Invisibles. Les détenus sexagénaires sont de plus en plus nombreux. Au 1er octobre 2005, les prisons françaises comptaient 2013 incarcérés âgés de plus de 60 ans, dont 411 avaient plus de 70 ans. Un chiffre en augmentation, notamment en raison de l’allongement des sanctions depuis l’abolition de la peine de mort en 1981. L’Observatoire International des Prisons par l’intermédiaire de deux rapports en cinq ans s’est penché sur les évolutions démographiques au sein des établissements pénitentiaires. L’OIP dévoile « une souffrance cachée derrière les murs ». Cette nouvelle donne se heurte à la vétusté des prisons. Les détenus âgés parlent peu de la mort. Leur souffrance est masquée. Peu nombreux à se suicider à cet âge-là, les personnes âgées incarcérées sont davantage dans le syndrome de glissement.
« C’est mes maudits genoux et cette foutue pluie Lorraine »
Maison d’arrêt de Metz-Queuleu. 17h, sous les néons qui peinent à compenser l’obscurité écrasante du couloir central, les détenus s’affairent à leurs occupations. La règle est simple, « il faut travailler pour gagner de quoi cantiner ». Le bruit des portes qui claquent et les verrouillages automatiques rythment le déplacement des incarcérés. Fred, 30 ans, et Jacques, 64 ans, allure frêle et fragile, ont pour mission d’acheminer « les gamelles » des cuisines au « Bloc B » où séjournent les détenus. Fred pousse le chariot pendant que Jacques ouvre les lourdes portes. A leur passage l’odeur de tabac froid s’efface et laisse place au parfum du menu du soir. « Ce soir c’est choucroute les gars, Alsace en force ! » annonce Fred. Un peu plus loin, stoppé net par trois marches d’escalier, Luc, 59 ans, reprend des forces. Armé de sa canne, il exprime sa souffrance « c’est mes maudits genoux et cette foutue pluie Lorraine, c’est pas bon pour mes rhumatismes ». Philosophe ou réaliste il enchaine, « de toute façon, ici, c’est bien le seul endroit où je ne suis pas pressé. »
INTERVIEW : Marcel, 67 ans a purgé une peine de 16 ans de prison.

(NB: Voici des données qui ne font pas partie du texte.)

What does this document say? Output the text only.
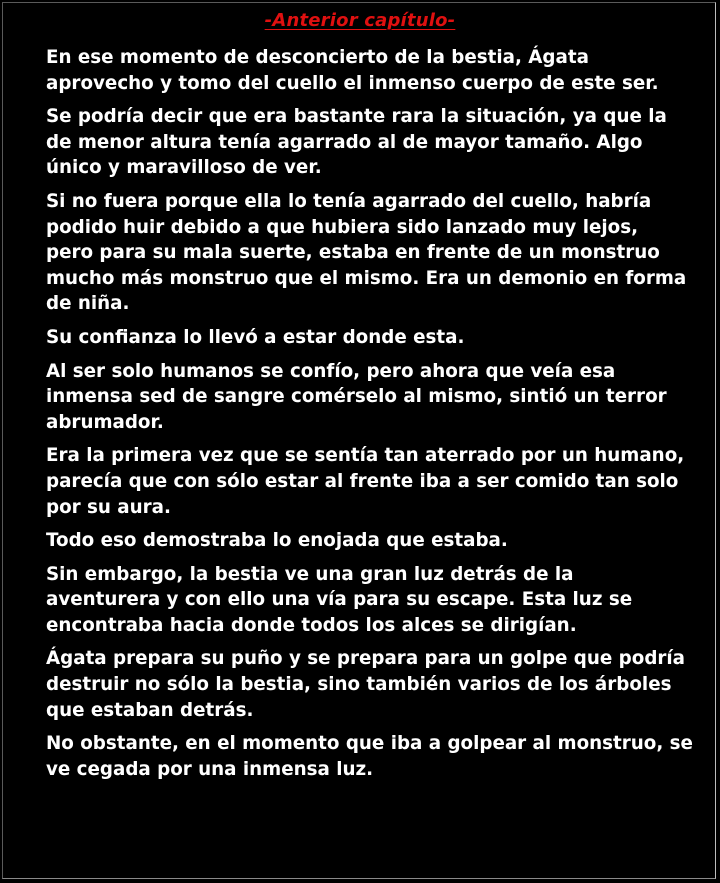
-Anterior capítulo-

En ese momento de desconcierto de la bestia, Ágata
aprovecho y tomo del cuello el inmenso cuerpo de este ser.

Se podría decir que era bastante rara la situación, ya que la
de menor altura tenía agarrado al de mayor tamaño. Algo
único y maravilloso de ver.

Si no fuera porque ella lo tenía agarrado del cuello, habría
podido huir debido a que hubiera sido lanzado muy lejos,
pero para su mala suerte, estaba en frente de un monstruo
mucho más monstruo que el mismo. Era un demonio en forma
de niña.

Su confianza lo llevó a estar donde esta.

Al ser solo humanos se confío, pero ahora que veía esa
inmensa sed de sangre comérselo al mismo, sintió un terror
abrumador.

Era la primera vez que se sentía tan aterrado por un humano,
parecía que con sólo estar al frente iba a ser comido tan solo
por su aura.

Todo eso demostraba lo enojada que estaba.

Sin embargo, la bestia ve una gran luz detrás de la
aventurera y con ello una vía para su escape. Esta luz se
encontraba hacia donde todos los alces se dirigían.

Ágata prepara su puño y se prepara para un golpe que podría
destruir no sólo la bestia, sino también varios de los árboles
que estaban detrás.

No obstante, en el momento que iba a golpear al monstruo, se
ve cegada por una inmensa luz.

Les trois dernières années, il était incarcéré à la maison d’arrêt de Metz-Queuleu. Il a retrouvé la liberté en Juillet 2007.
Quel regard portez-vous sur vos seize ans d’incarcération ?
Etrangement, ce n’est pas la solitude ou la privation de liberté qui m’a le plus fait souffrir. On s’habitue à tout. Ce qui m’a le plus peiné c’est de ne pas pouvoir être au sein de ma famille durant des périodes douloureuses. Ne pas pouvoir assister à l’enterrement de ma mère m’a beaucoup peiné. La prison n’est pas différente de dehors sur un point. Si on garde le moral, la vie y est plus facile.
Comment vivez-vous votre réinsertion notamment au regard de votre âge ?
J’ai une chance que beaucoup d’autres détenus de mon âge n’ont pas. Mon épouse et ma fille ne m’ont pas quitté. Ce qui change tout. Non seulement en prison car je gardais le moral et j’avais des visites qui m’apportaient beaucoup de joie, mais aussi à l’extérieur. Je n’ai pas eu à me « réadapter à la vie » tout seul ; j’ai pu prendre le temps. Beaucoup de choses ont changé et à mon âge, il faut du temps pour comprendre. Internet, les portables, la carte vitale, tout ça je ne connais pas, moi !
« A la sortie on est plus seul qu’un mort. »
Que pensez-vous du fait que de plus en plus de détenus ont plus de 60 ans ?
La prison n’est pas faite pour accueillir ce public. Physiquement, c’est dur. Les portes sont lourdes, il fait froid, c’est bruyant, on s’ankylose, etc. Les services de soins ne sont pas à la hauteur des pathologies du troisième âge. Moralement, chaque année qui passe est de plus en plus souffrance. On perd espoir de revivre pleinement un jour surtout si, comme c’est souvent le cas, la famille n’est pas présente ou disparaît subitement. Du coup, à la sortie on est plus seul qu’un mort.